Elevation of [Ca²⁺]_i resulting from multiple flashes that photorelease caged IP₃ or GPIP₂. (A) Caged IP₃, (B) caged IP₃ in the presence of 10 mM 2,3-DPG, (C) caged GPIP₂, and (D) caged IP₃ in the presence of 5 μM GF109203X. Either caged IP₃ (100 μM) and OGB488 (200 μM), or caged GPIP₂ (100 μM) and OGB488 (200 μM) were included in the patch-pipette solution.
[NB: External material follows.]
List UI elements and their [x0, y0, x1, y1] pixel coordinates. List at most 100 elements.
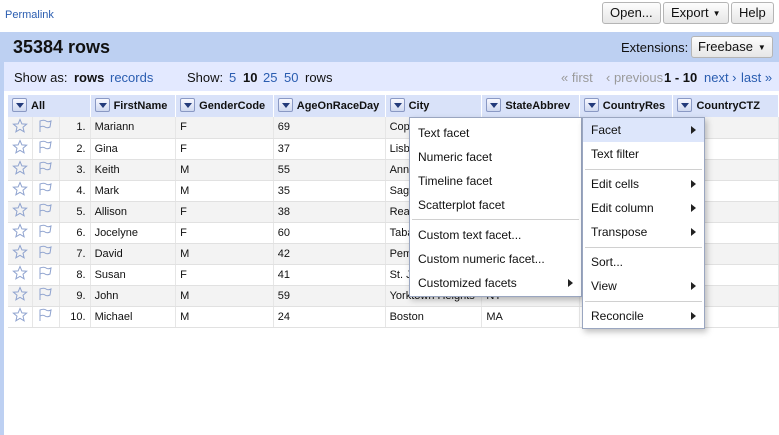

The cell in A was stimulated with 11 flashes spaced 1.8-s apart, the cell in B was stimulated with 6 flashes spaced 3.6-s apart, the cell in C was stimulated with 16 flashes spaced 1.2-s apart, and the cell in D was stimulated with 11 flashes spaced 1.2-s apart. Similar results as those in A–D were seen in at least three to five other cells each.